DigitalPebble's Blog: gate

Showing posts with label gate. Show all posts

Saturday, 19 March 2011

DigitalPebble is hiring!

We are looking for a candidate with the following skills and expertise :

strong background in NLP and Java
GATE, experience of writing plugins and PRs, excellent knowledge of JAPE
IE, Linked Data, Ontologies
statistical approaches and machine learning
large scale computing with Hadoop
knowledge of the following technologies / tools : Lucene, SOLR, NoSQL, Tika, UIMA, Mahout
good social and presentation skills
good spoken and written English, knowledge of other languages would be a plus
taste for challenges and problem solving

    DigitalPebble is located in Bristol (UK) and specialises in open source solutions for text engineering.

    More details on our activities can be found on our website. We would consider candidates working remotely with occasional travel to Bristol and our clients in UK and Europe. Being located in or near Bristol would be a plus.

    This job is an opportunity to get involved in the growth of a small company, work on interesting projects and take part in various Apache related projects and events. Bristol is also a great place to live.

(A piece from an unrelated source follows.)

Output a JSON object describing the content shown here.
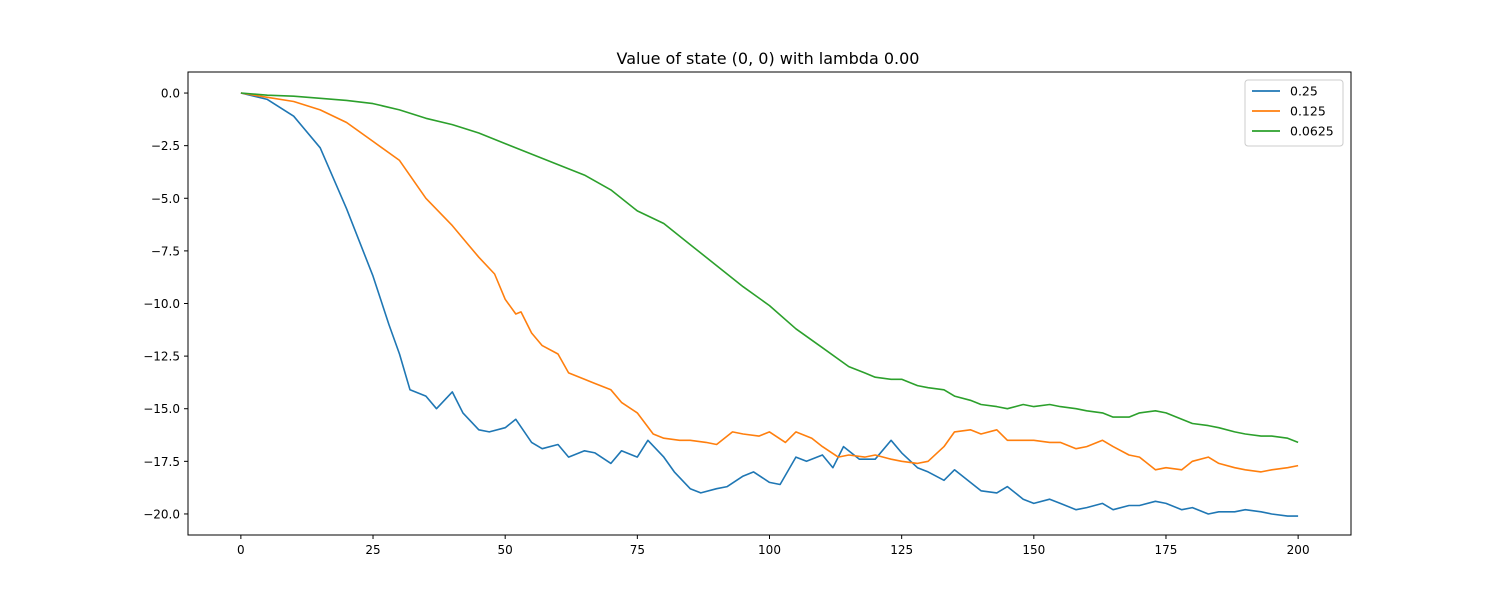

   Please send your CV and cover letter before the 15th April 2011 to job@digitalpebble.com

    Best regards,

    Julien Nioche

Wednesday, 10 November 2010

Gora in incubation at Apache

Great news! GORA has been accepted in the Apache Incubator in September. It now has a brand new site, JIRA, wiki, subversion repository etc... As I explained in my very first post, GORA has been developed as a part of Nutch 2.0 to provide an abstract storage layer. Think about it as a ORM that can be plugged into a number of storage backends (Cassandra, Hbase, Mysql, etc...). What we also get from it is the ability to use these backends directly into Hadoop's MapReduce without having to write any custom code. Another way of looking at it is that it provides a simple and unified API over these various backends. This would allow for instance to develop a prototype using say, MySQL as a backend then switch to Cassandra when more scalability is needed. Since your application would be based on GORA you would not need to modify any of your code, but just the mapping schema (which is based on Apache Avro).

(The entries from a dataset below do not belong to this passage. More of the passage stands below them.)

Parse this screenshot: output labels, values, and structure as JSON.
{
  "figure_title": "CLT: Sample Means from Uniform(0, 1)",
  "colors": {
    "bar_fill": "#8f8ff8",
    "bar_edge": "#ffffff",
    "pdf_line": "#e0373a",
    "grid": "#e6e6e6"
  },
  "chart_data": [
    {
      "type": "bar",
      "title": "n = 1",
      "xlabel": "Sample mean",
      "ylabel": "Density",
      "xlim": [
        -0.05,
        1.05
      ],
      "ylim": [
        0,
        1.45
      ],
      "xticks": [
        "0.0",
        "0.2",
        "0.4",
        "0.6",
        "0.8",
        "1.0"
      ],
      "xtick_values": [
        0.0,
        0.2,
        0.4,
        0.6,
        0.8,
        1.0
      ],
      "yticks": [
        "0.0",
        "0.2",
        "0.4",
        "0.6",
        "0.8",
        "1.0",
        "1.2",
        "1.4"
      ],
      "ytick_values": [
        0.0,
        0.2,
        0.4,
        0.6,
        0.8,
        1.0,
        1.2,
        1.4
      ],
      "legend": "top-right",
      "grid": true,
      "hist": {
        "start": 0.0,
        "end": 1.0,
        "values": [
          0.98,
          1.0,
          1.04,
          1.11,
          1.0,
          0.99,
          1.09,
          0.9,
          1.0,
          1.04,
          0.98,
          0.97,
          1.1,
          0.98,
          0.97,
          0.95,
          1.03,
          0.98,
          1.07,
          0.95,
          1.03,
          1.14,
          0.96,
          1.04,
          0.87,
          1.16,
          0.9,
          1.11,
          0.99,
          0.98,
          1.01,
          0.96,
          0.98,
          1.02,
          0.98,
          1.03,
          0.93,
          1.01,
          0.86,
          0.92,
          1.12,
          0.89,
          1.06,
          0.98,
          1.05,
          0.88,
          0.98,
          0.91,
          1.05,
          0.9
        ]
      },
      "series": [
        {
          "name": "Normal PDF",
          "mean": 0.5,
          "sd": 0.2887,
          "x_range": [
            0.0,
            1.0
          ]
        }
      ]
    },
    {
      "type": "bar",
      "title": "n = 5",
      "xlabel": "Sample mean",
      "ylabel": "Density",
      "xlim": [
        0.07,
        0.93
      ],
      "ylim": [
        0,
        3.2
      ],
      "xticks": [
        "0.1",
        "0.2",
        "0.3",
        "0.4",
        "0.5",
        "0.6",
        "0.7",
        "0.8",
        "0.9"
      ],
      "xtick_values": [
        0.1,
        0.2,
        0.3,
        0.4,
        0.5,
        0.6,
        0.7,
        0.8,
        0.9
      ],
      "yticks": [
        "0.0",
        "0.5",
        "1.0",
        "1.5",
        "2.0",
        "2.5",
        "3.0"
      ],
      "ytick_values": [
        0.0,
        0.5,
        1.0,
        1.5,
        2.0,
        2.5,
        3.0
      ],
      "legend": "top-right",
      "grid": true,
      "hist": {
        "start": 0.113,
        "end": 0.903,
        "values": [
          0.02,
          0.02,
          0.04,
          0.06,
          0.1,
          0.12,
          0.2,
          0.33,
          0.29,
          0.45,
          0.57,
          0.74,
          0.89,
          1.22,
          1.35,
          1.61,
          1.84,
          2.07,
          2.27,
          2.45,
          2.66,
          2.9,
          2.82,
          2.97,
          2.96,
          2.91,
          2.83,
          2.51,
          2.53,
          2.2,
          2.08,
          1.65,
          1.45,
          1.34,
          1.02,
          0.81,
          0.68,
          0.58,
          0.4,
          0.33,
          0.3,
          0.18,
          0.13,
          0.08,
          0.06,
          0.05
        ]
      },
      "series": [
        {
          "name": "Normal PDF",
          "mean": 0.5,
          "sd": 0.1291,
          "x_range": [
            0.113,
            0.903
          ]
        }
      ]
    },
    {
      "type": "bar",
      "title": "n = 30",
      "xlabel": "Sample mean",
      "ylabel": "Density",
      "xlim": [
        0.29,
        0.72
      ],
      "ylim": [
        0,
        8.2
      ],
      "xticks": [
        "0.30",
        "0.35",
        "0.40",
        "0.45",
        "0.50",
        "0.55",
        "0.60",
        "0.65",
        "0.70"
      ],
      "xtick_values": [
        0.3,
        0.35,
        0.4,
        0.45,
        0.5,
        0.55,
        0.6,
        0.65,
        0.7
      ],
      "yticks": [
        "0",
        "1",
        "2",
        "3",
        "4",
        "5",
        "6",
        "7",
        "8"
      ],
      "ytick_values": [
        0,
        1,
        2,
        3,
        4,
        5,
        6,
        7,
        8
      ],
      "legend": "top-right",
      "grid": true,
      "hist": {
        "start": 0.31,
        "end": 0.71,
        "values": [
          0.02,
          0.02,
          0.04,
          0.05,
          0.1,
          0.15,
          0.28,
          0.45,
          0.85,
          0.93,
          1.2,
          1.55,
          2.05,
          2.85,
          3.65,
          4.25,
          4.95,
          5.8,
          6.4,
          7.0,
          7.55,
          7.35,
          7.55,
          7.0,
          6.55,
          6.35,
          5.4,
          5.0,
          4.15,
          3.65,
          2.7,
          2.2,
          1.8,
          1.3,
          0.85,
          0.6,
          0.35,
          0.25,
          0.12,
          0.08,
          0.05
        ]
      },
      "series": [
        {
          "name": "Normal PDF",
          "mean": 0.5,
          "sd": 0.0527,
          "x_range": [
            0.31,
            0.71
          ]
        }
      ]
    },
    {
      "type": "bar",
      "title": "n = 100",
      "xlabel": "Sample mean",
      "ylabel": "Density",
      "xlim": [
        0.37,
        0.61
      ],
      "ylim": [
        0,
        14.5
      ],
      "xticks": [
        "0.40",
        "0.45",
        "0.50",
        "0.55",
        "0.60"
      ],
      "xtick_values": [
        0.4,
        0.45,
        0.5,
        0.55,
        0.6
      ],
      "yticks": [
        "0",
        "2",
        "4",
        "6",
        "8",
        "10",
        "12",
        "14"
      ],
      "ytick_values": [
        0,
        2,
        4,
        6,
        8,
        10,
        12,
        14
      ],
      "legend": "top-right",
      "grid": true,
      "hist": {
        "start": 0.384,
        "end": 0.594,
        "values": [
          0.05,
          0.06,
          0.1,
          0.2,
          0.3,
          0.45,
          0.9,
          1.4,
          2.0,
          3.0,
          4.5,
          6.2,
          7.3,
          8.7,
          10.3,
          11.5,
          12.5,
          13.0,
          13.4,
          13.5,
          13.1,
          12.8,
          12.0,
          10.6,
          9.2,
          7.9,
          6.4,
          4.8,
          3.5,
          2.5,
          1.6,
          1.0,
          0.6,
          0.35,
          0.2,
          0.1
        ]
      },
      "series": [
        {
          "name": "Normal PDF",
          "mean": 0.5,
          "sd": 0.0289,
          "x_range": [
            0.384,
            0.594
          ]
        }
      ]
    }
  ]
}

I was thinking about using HBase in Behemoth to avoid having multiple SequenceFiles but GORA would be a better solution as it would give us more options as to what backend to use. On top of that, we would be able to operate at an atomic level and not by batches only, i.e. process a single document from the store and put it back to the DB. Since Behemoth currently relies on the Hadoop data structures, we can only process a whole corpus and generate a new version as output, which is exactly why we wanted to have GORA in Nutch (imagine you have a 10+ billion crawlDB and add say 10M pages per fetch round - every update step in Nutch 1.x requires to read 1010M entries and write out between 1000 and 1010M; a bit wasteful isn't it? )

Assuming that we use GORA (and the AVRO schema for the Behemoth documents), we could then implement a custom Datastore in GATE to debug a Behemoth corpus or test a GATE application.

Now that GORA is in Apache-land, it will hopefully get more contributors involved and more back ends supported.

Wednesday, 27 October 2010

TextClassification plugin for GATE

Just to let you know that I've made public our TextClassification plugin for GATE. As its name indicates, it is a GATE plugin which uses
our TextClassification API for building a training corpus from
GATE documents or classify GATE docs with an existing model.

This code
has been around for some time but I did not find the time to make it
public until now. Since I regularly get emails asking me about it, I
thought it would be simpler to release it.

As usual, it is under the Apache Software License and will (maybe) get
a better documentation soon. For those of you familiar with the TC
API, this should be quite straightforward.

[1] http://github.com/jnioche/TextClassificationPlugin
[2] https://code.google.com/p/textclassification/

Saturday, 28 August 2010

Behemoth talk from BerlinBuzzwords 2010

The talk I gave on Behemoth at BerlinBuzzwords has been filmed (I do not dare watching it) and is available on http://blip.tv/file/3809855.

The slides can be found on http://berlinbuzzwords.wikidot.com/local--files/links-to-slides/nioche_bbuzz2010.odp

The talk contains a quick demo of GATE and mentions Tika, UIMA and of course Hadoop.